A3, found by subtracting: 9 − 6 = 3
B15, found by adding: 9 + 6 = 15
CYou cannot subtract here — nothing is being taken away
D6, because Mia's amount is the answer
Even though nothing is physically removed, subtraction works for comparison problems. The question asks for the gap between two quantities: 9 − 6 = 3. Option C reflects the most common misconception — that subtraction only means 'take away.' Subtraction also describes comparison (how many more?) and missing part.
Question 2 Multiple Choice
If you know that 4 + 3 = 7, which subtraction fact can you figure out without counting?
A7 − 3 = 4
B4 − 3 = 1
C7 − 2 = 5
DYou must count to find subtraction facts
Addition and subtraction are inverse operations.

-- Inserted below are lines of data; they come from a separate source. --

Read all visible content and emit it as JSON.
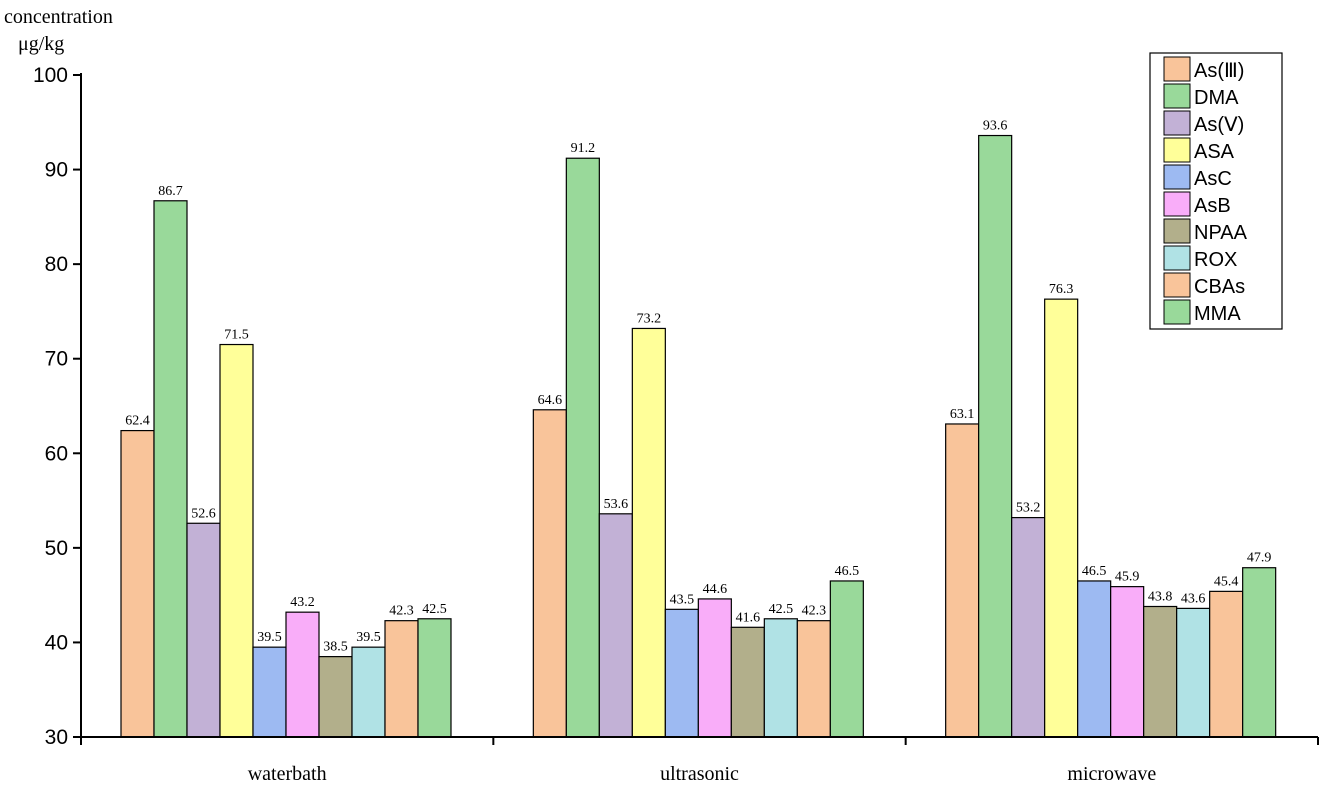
{
  "chart_data": {
    "type": "bar",
    "ylabel_line1": "concentration",
    "ylabel_line2": "μg/kg",
    "ylim": [
      30,
      100
    ],
    "yticks": [
      30,
      40,
      50,
      60,
      70,
      80,
      90,
      100
    ],
    "categories": [
      "waterbath",
      "ultrasonic",
      "microwave"
    ],
    "legend_position": "top-right",
    "grid": false,
    "series": [
      {
        "name": "As(Ⅲ)",
        "color": "#F9C49A",
        "values": [
          62.4,
          64.6,
          63.1
        ]
      },
      {
        "name": "DMA",
        "color": "#99D99A",
        "values": [
          86.7,
          91.2,
          93.6
        ]
      },
      {
        "name": "As(Ⅴ)",
        "color": "#C2B1D6",
        "values": [
          52.6,
          53.6,
          53.2
        ]
      },
      {
        "name": "ASA",
        "color": "#FFFF99",
        "values": [
          71.5,
          73.2,
          76.3
        ]
      },
      {
        "name": "AsC",
        "color": "#9DBAF2",
        "values": [
          39.5,
          43.5,
          46.5
        ]
      },
      {
        "name": "AsB",
        "color": "#F9ADF9",
        "values": [
          43.2,
          44.6,
          45.9
        ]
      },
      {
        "name": "NPAA",
        "color": "#B2AF8B",
        "values": [
          38.5,
          41.6,
          43.8
        ]
      },
      {
        "name": "ROX",
        "color": "#B0E2E5",
        "values": [
          39.5,
          42.5,
          43.6
        ]
      },
      {
        "name": "CBAs",
        "color": "#F9C49A",
        "values": [
          42.3,
          42.3,
          45.4
        ]
      },
      {
        "name": "MMA",
        "color": "#99D99A",
        "values": [
          42.5,
          46.5,
          47.9
        ]
      }
    ]
  }
}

The fact family for 3, 4, and 7 includes 3+4=7, 4+3=7, 7−3=4, and 7−4=3. Knowing an addition fact immediately gives you two related subtraction facts — no counting needed. This is the power of part-part-whole thinking.
Question 3 True / False
7 − 4 = 3 and 3 + 4 = 7 are part of the same fact family.
TTrue
FFalse
Answer: True
A fact family shares the same three numbers and shows how addition and subtraction relate. The numbers 3, 4, and 7 form a family: 3+4=7, 4+3=7, 7−3=4, and 7−4=3. All four equations describe the same part-part-whole relationship from different angles.
Question 4 True / False
Subtraction can mainly be used when something is physically taken away.
TTrue
FFalse
Answer: False
Subtraction has three distinct meanings: take-away (start with 7, remove 3), comparison (how many more?), and missing part (whole is 7, one part is 3, find the other). All three produce subtraction equations. 'Taking away' only describes the first type, which is why relying on it alone causes errors on comparison and missing-part problems.
Question 5 Short Answer
Why can knowing an addition fact help you solve a subtraction problem?
Think about your answer, then reveal below.
Model answer: Because addition and subtraction are inverse operations — they undo each other. If you know 5 + 3 = 8, you automatically know 8 − 3 = 5 and 8 − 5 = 3. The same three numbers describe the same part-part-whole relationship, just expressed as addition or subtraction.
This is the core insight behind fact families. Rather than treating addition and subtraction as separate topics, understanding them as two ways of describing the same relationship between a whole and its parts makes both operations stronger. When stuck on a subtraction fact, asking 'what do I add to get back to the start?' converts it to a known addition fact.